Korruptionsaffäre in Griechenland: Millionen an EU-Fördergeldern veruntreut – Minister treten zurück
Bildquelle: Apollo News

Die griechische Regierung gerät wegen eines schweren Korruptionsskandals unter Druck. Es sollen EU-Fördergelder für die Agrarwirtschaft in großem Stil veruntreut worden sein. Die Affäre zieht bereits personelle Folgen nach sich: Zwei Minister und ein Staatssekretär traten im Zuge der Affäre zurück. Der Behördeneklat entwickelt sich zunehmend zu einer offenen Regierungskrise und zu einer Bewährungsprobe für Ministerpräsident Kyriakos Mitsotakis.

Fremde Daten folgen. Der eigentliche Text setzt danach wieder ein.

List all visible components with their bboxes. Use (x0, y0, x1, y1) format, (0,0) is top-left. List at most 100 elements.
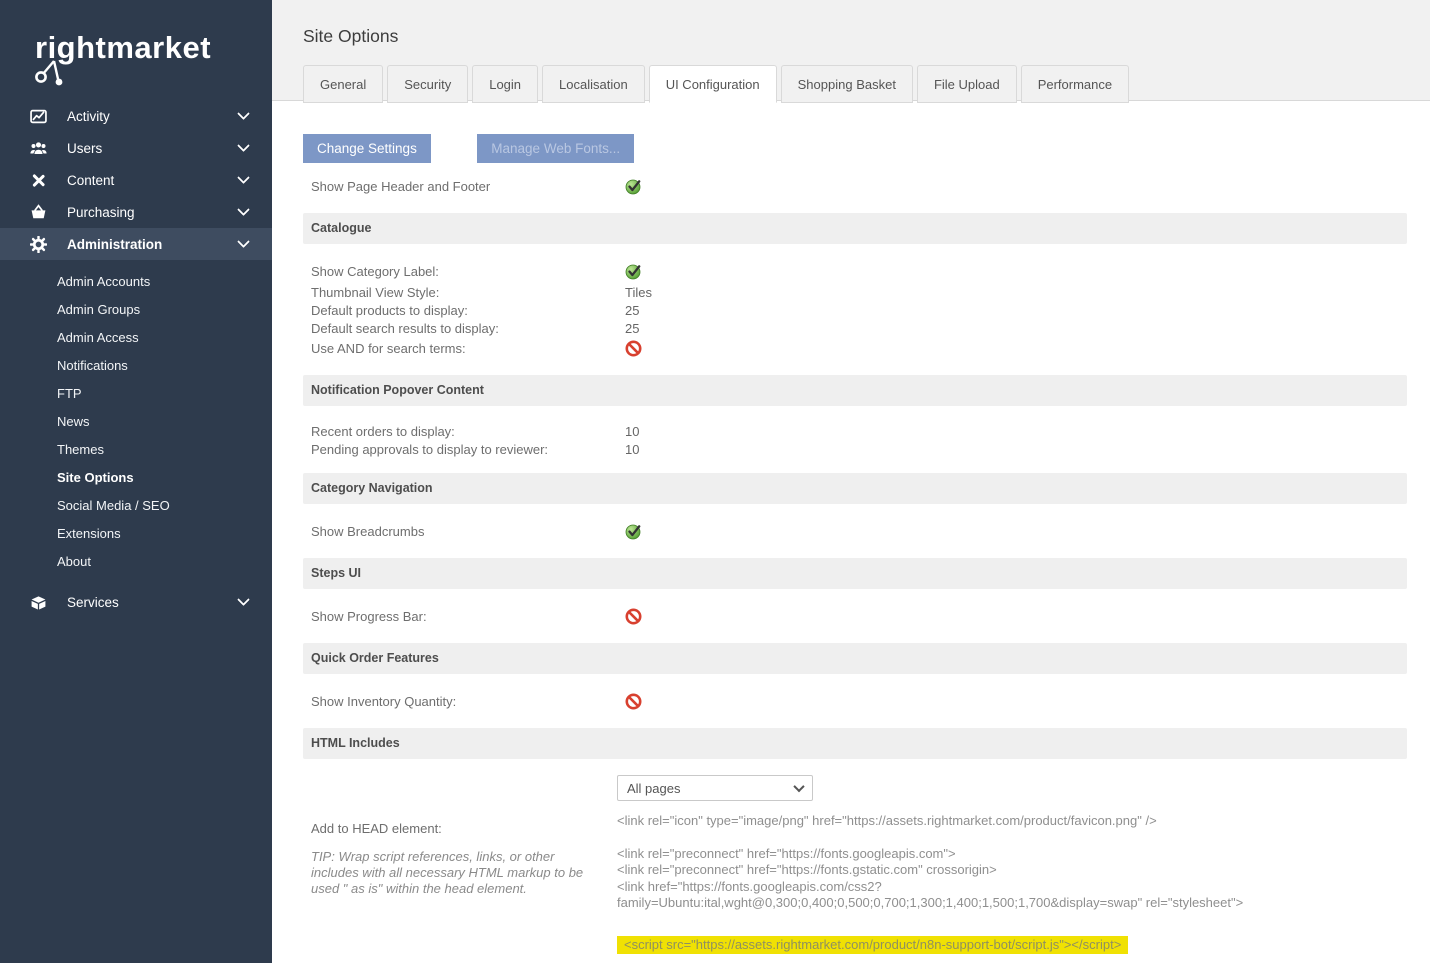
field-label: Show Progress Bar: (311, 609, 427, 624)
tab-login[interactable]: Login (472, 65, 539, 103)
brand-name: rightmarket (35, 30, 212, 65)
field-label: Recent orders to display: (311, 423, 455, 439)
code-line: family=Ubuntu:ital,wght@0,300;0,400;0,50… (617, 895, 1244, 910)
field-label: Show Page Header and Footer (311, 179, 491, 194)
field-recent-orders: Recent orders to display: 10 (303, 422, 1407, 440)
field-show-page-header-footer: Show Page Header and Footer (303, 175, 1407, 198)
sidebar-item-purchasing[interactable]: Purchasing (0, 196, 272, 228)
tab-performance[interactable]: Performance (1020, 65, 1130, 103)
disabled-no-icon (625, 693, 642, 710)
sidebar-item-activity[interactable]: Activity (0, 100, 272, 132)
field-label: Show Inventory Quantity: (311, 694, 457, 709)
tab-security[interactable]: Security (387, 65, 469, 103)
field-label: Pending approvals to display to reviewer… (311, 441, 549, 457)
sidebar-item-notifications[interactable]: Notifications (57, 358, 128, 373)
sidebar-item-about[interactable]: About (57, 554, 91, 569)
field-label: Show Category Label: (311, 264, 439, 279)
enabled-check-icon (625, 178, 642, 195)
tab-shopping-basket[interactable]: Shopping Basket (780, 65, 913, 103)
field-thumbnail-view-style: Thumbnail View Style: Tiles (303, 283, 1407, 301)
sidebar: rightmarket Activity Users (0, 0, 272, 963)
sidebar-item-admin-access[interactable]: Admin Access (57, 330, 139, 345)
sidebar-item-ftp[interactable]: FTP (57, 386, 82, 401)
code-line: <link href="https://fonts.googleapis.com… (617, 878, 882, 894)
pages-select-value: All pages (627, 780, 681, 796)
chevron-down-icon (237, 592, 250, 606)
sidebar-item-label: Content (67, 172, 115, 188)
enabled-check-icon (625, 263, 642, 280)
sidebar-item-label: Purchasing (67, 204, 135, 220)
code-line: <link rel="preconnect" href="https://fon… (617, 845, 956, 861)
field-label: Use AND for search terms: (311, 341, 466, 356)
html-includes-editor: All pages <link rel="icon" type="image/p… (617, 775, 1407, 954)
change-settings-button[interactable]: Change Settings (303, 134, 431, 163)
sidebar-item-site-options[interactable]: Site Options (57, 470, 134, 485)
sidebar-item-users[interactable]: Users (0, 132, 272, 164)
sidebar-item-content[interactable]: Content (0, 164, 272, 196)
section-catalogue: Catalogue (303, 213, 1407, 244)
manage-web-fonts-button[interactable]: Manage Web Fonts... (477, 134, 635, 163)
sidebar-item-news[interactable]: News (57, 414, 90, 429)
tab-general[interactable]: General (303, 65, 384, 103)
activity-chart-icon (30, 108, 47, 125)
chevron-down-icon (237, 202, 250, 216)
sidebar-item-admin-groups[interactable]: Admin Groups (57, 302, 141, 317)
field-default-search-results: Default search results to display: 25 (303, 319, 1407, 337)
toolbar: Change Settings Manage Web Fonts... (303, 134, 1407, 163)
section-html-includes: HTML Includes (303, 728, 1407, 759)
field-show-category-label: Show Category Label: (303, 260, 1407, 283)
tab-file-upload[interactable]: File Upload (916, 65, 1017, 103)
sidebar-item-extensions[interactable]: Extensions (57, 526, 121, 541)
chevron-down-icon (793, 780, 805, 793)
sidebar-item-label: Activity (67, 108, 110, 124)
chevron-down-icon (237, 138, 250, 152)
field-value: Tiles (625, 284, 652, 300)
chevron-down-icon (237, 170, 250, 184)
head-code-favicon: <link rel="icon" type="image/png" href="… (617, 813, 1407, 830)
sidebar-nav: Activity Users Content (0, 100, 272, 618)
administration-submenu: Admin Accounts Admin Groups Admin Access… (0, 260, 272, 586)
head-includes-tip: TIP: Wrap script references, links, or o… (311, 849, 584, 896)
sidebar-item-label: Users (67, 140, 103, 156)
field-value: 10 (625, 441, 640, 457)
tools-icon (30, 172, 47, 189)
sidebar-item-services[interactable]: Services (0, 586, 272, 618)
field-label: Show Breadcrumbs (311, 524, 425, 539)
field-default-products: Default products to display: 25 (303, 301, 1407, 319)
sidebar-item-label: Administration (67, 236, 163, 252)
section-notification-popover: Notification Popover Content (303, 375, 1407, 406)
field-pending-approvals: Pending approvals to display to reviewer… (303, 440, 1407, 458)
sidebar-item-administration[interactable]: Administration (0, 228, 272, 260)
section-category-navigation: Category Navigation (303, 473, 1407, 504)
code-line: <link rel="preconnect" href="https://fon… (617, 862, 997, 877)
code-line: <link rel="icon" type="image/png" href="… (617, 813, 1157, 828)
head-code-fonts: <link rel="preconnect" href="https://fon… (617, 846, 1407, 912)
sidebar-item-social-media-seo[interactable]: Social Media / SEO (57, 498, 170, 513)
section-steps-ui: Steps UI (303, 558, 1407, 589)
tab-bar: General Security Login Localisation UI C… (303, 65, 1407, 103)
field-use-and-search: Use AND for search terms: (303, 337, 1407, 360)
field-show-progress-bar: Show Progress Bar: (303, 605, 1407, 628)
page-title: Site Options (303, 26, 399, 46)
field-label: Default products to display: (311, 302, 468, 318)
sidebar-item-admin-accounts[interactable]: Admin Accounts (57, 274, 151, 289)
field-value: 10 (625, 423, 640, 439)
field-label: Thumbnail View Style: (311, 284, 440, 300)
tab-ui-configuration[interactable]: UI Configuration (648, 65, 777, 103)
package-box-icon (30, 594, 47, 611)
field-value: 25 (625, 320, 640, 336)
tab-localisation[interactable]: Localisation (542, 65, 645, 103)
gear-icon (30, 235, 47, 253)
disabled-no-icon (625, 340, 642, 357)
highlighted-code-line: <script src="https://assets.rightmarket.… (617, 935, 1129, 954)
enabled-check-icon (625, 523, 642, 540)
add-to-head-label: Add to HEAD element: (311, 821, 442, 836)
field-show-inventory-quantity: Show Inventory Quantity: (303, 690, 1407, 713)
chevron-down-icon (237, 234, 250, 248)
pages-select[interactable]: All pages (617, 775, 813, 801)
sidebar-item-themes[interactable]: Themes (57, 442, 104, 457)
disabled-no-icon (625, 608, 642, 625)
brand-logo[interactable]: rightmarket (0, 0, 272, 100)
main-area: Site Options General Security Login Loca… (272, 0, 1430, 963)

Auslöser waren Ermittlungen der Europäischen Staatsanwaltschaft (EPPO) gegen die mittlerweile aufgelöste Agrarbehörde OPEKEPE, wie der Spiegel berichtet. Hunderte Landwirte sowie zahlreiche Mitarbeiter der Behörde sollen Fördermittel in Millionenhöhe erschlichen haben. Die Gelder wurden durch ein System aus falschen Flächen- und Tierangaben unrechtmäßig an Antragsteller verteilt. Es zeichnete sich zunehmend das Bild eines kriminellen Netzwerks innerhalb des Staatsapparats ab. Die EPPO spricht deshalb ausdrücklich von Ermittlungen zu einem mutmaßlich organisierten Betrugssystem.

Deshalb weitete die EU-Behörde ihre Ermittlungen auf Abgeordnete und hohe Regierungsbeamte aus. Dafür wurde die Aufhebung der Immunität von insgesamt elf Regierungsvertretern und Parlamentariern beantragt. Die Ermittlungen bewogen den Minister für Zivilschutz, den Landwirtschaftsminister und einen Staatssekretär im Gesundheitsministerium zum sofortigen Rücktritt. Bereits im vergangenen Jahr trat der damalige Migrationsminister Makis Voridis zurück, nachdem er in dem EU-Verfahren als Verdächtiger genannt worden war.